IV. Troviamo poi Eliseo a Ghilgal, al tempo della carestia di cui leggiamo la sua predizione in un capitolo successivo. 2 Re 8:1 I figliuoli dei profeti erano seduti intorno a lui, ascoltando le sue istruzioni; venne l'ora del loro pasto semplice, e ordinò di mettere sul fuoco la grande pentola per la minestra di verdure, della quale, con il pane, si nutrivano principalmente.

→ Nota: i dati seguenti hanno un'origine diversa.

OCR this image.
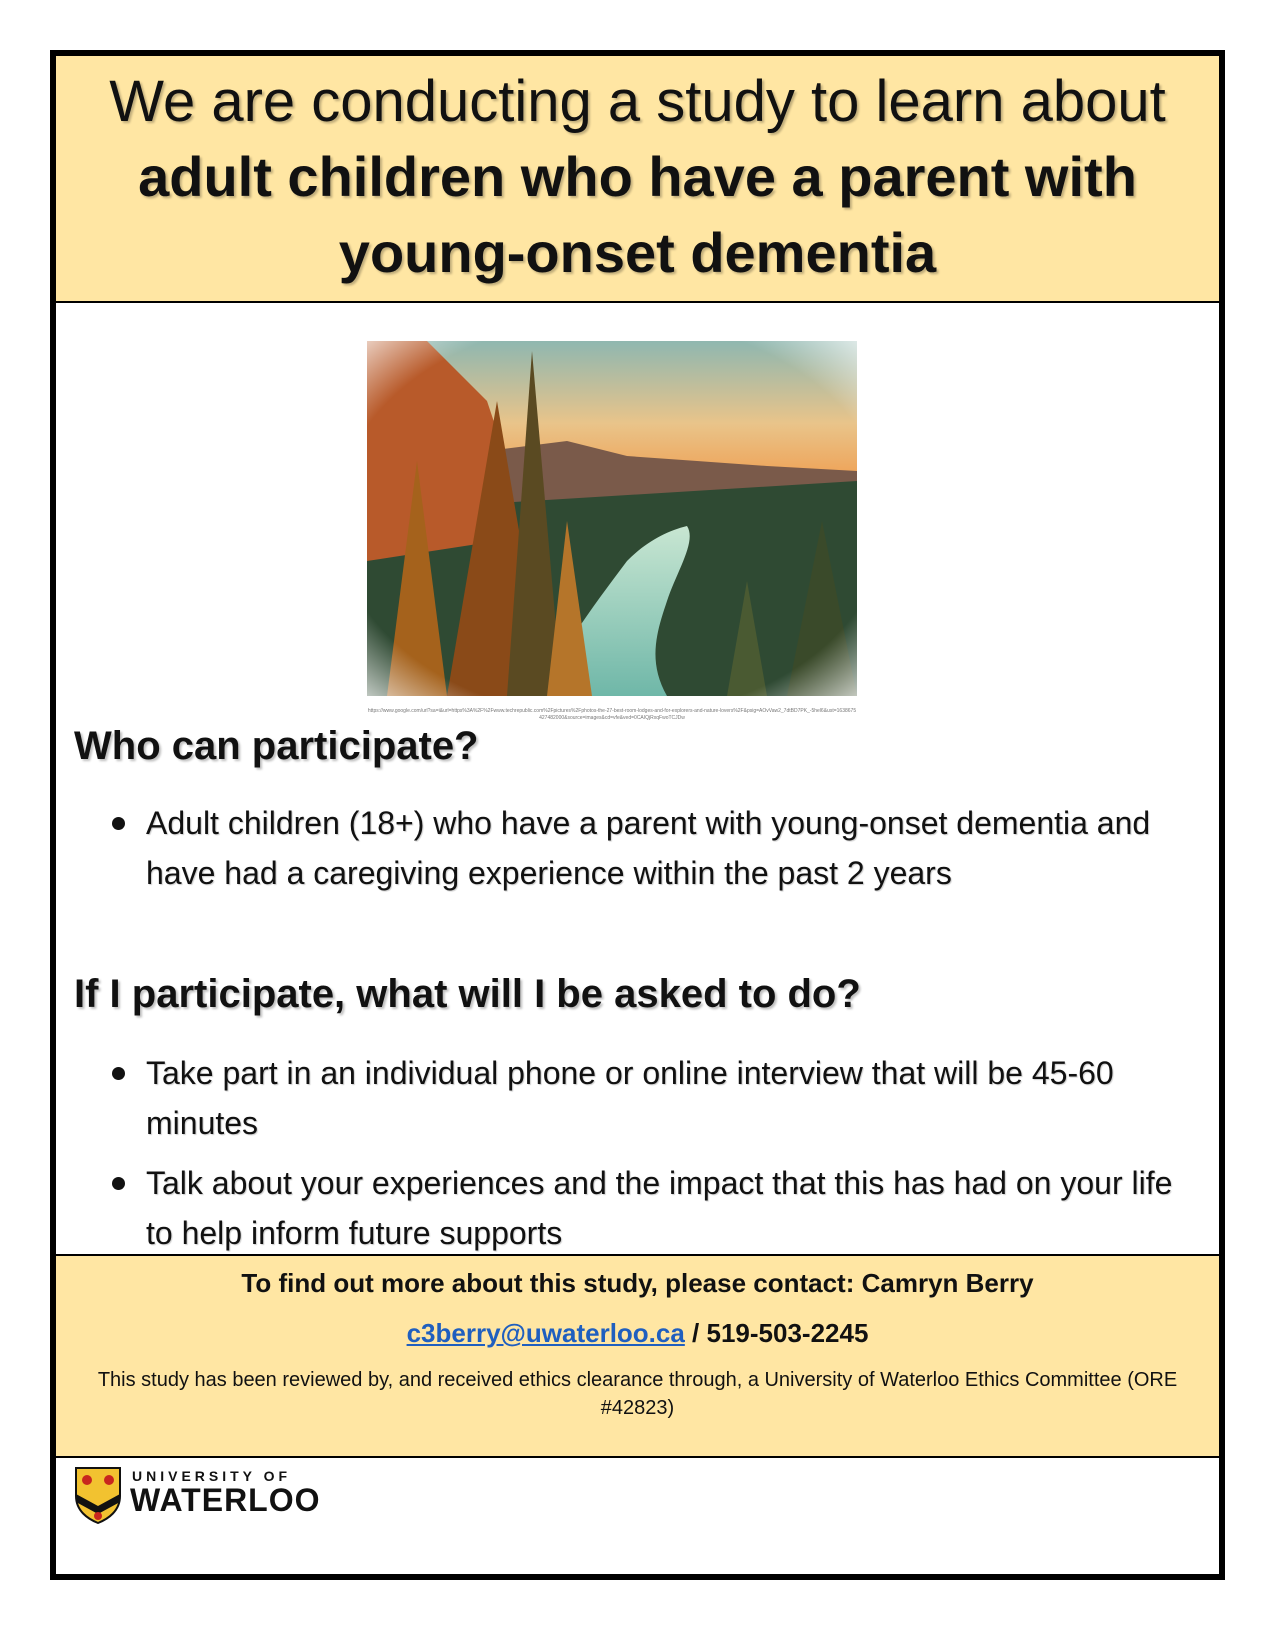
We are conducting a study to learn about
adult children who have a parent with
young-onset dementia
https://www.google.com/url?sa=i&url=https%3A%2F%2Fwww.techrepublic.com%2Fpictures%2Fphotos-the-27-best-room-lodges-and-for-explorers-and-nature-lovers%2F&psig=AOvVaw2_7dtBD7PK_-5hel6&ust=1638675427482000&source=images&cd=vfe&ved=0CAIQjRxqFwoTCJDw
Who can participate?
Adult children (18+) who have a parent with young-onset dementia and have had a caregiving experience within the past 2 years
If I participate, what will I be asked to do?
Take part in an individual phone or online interview that will be 45-60 minutes
Talk about your experiences and the impact that this has had on your life to help inform future supports
To find out more about this study, please contact: Camryn Berry
c3berry@uwaterloo.ca / 519-503-2245
This study has been reviewed by, and received ethics clearance through, a University of Waterloo Ethics Committee (ORE #42823)
UNIVERSITY OF
WATERLOO
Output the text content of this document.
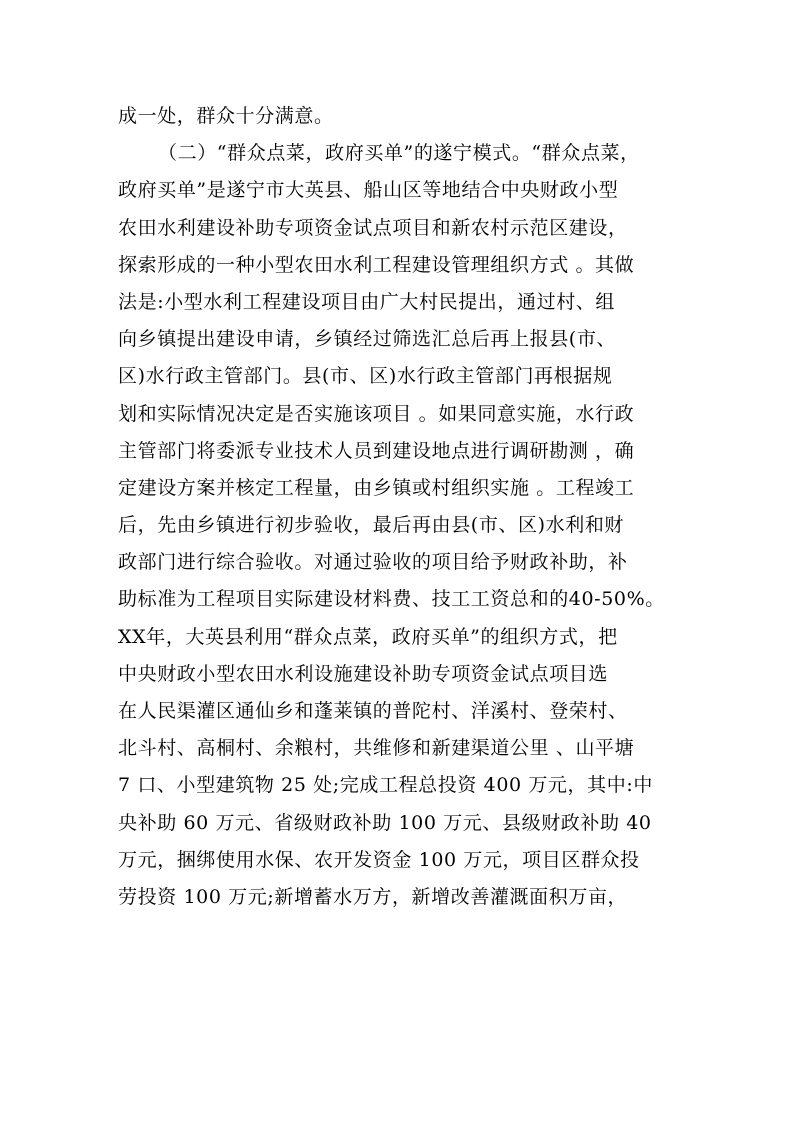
成一处，群众十分满意。
（二）“群众点菜，政府买单”的遂宁模式。“群众点菜，
政府买单”是遂宁市大英县、船山区等地结合中央财政小型
农田水利建设补助专项资金试点项目和新农村示范区建设，
探索形成的一种小型农田水利工程建设管理组织方式 。其做
法是:小型水利工程建设项目由广大村民提出，通过村、组
向乡镇提出建设申请，乡镇经过筛选汇总后再上报县(市、
区)水行政主管部门。县(市、区)水行政主管部门再根据规
划和实际情况决定是否实施该项目 。如果同意实施，水行政
主管部门将委派专业技术人员到建设地点进行调研勘测 ，确
定建设方案并核定工程量，由乡镇或村组织实施 。工程竣工
后，先由乡镇进行初步验收，最后再由县(市、区)水利和财
政部门进行综合验收。对通过验收的项目给予财政补助，补
助标准为工程项目实际建设材料费、技工工资总和的40-50%。
XX年，大英县利用“群众点菜，政府买单”的组织方式，把
中央财政小型农田水利设施建设补助专项资金试点项目选
在人民渠灌区通仙乡和蓬莱镇的普陀村、洋溪村、登荣村、
北斗村、高桐村、余粮村，共维修和新建渠道公里 、山平塘
7 口、小型建筑物 25 处;完成工程总投资 400 万元，其中:中
央补助 60 万元、省级财政补助 100 万元、县级财政补助 40
万元，捆绑使用水保、农开发资金 100 万元，项目区群众投
劳投资 100 万元;新增蓄水万方，新增改善灌溉面积万亩，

Uno di loro uscì per le erbe, e con noncuranza portò la sua veste esterna (l' abeyah ) piena di coloquinti selvatici velenosi, che, per ignoranza o inavvertenza, furono fatti a pezzi nella zuppa. Ma quando fu cotto e versato, ne percepirono il sapore velenoso e gridarono: "O uomo di Dio, morte nella pentola!"

«Porta da mangiare», disse, perché sembra che sia sempre stato un uomo di poche parole.

Gettarono un po' di cibo e tutti furono in grado di mangiare l'ormai innocuo brodo. Si è notato che in questo, come in altri episodi della storia, non c'è invocazione del nome di Geova.

V. Non lontano da Ghilgal era il piccolo villaggio di Baalshalisha, presso il quale viveva un contadino che desiderava portare un'offerta di primizie e karmel (grano ammaccato) nel suo portafoglio a Eliseo come Uomo di Dio. Era un regalo abbastanza scarso: solo venti delle grosse pagnotte d'orzo che venivano mangiate dalla gente comune, e un sacco pieno di spighe fresche di grano. vedi Levitico 2:14 ; Levitico 23:14 Eliseo disse al suo servitore, forse Ghehazi, di presentarli al popolo presente. "Che cosa?" chiese, "questa sciocchezza di cibo davanti a cento uomini!" Ma Eliseo gli disse nel nome del Signore che sarebbe stato più che sufficiente; e così è stato.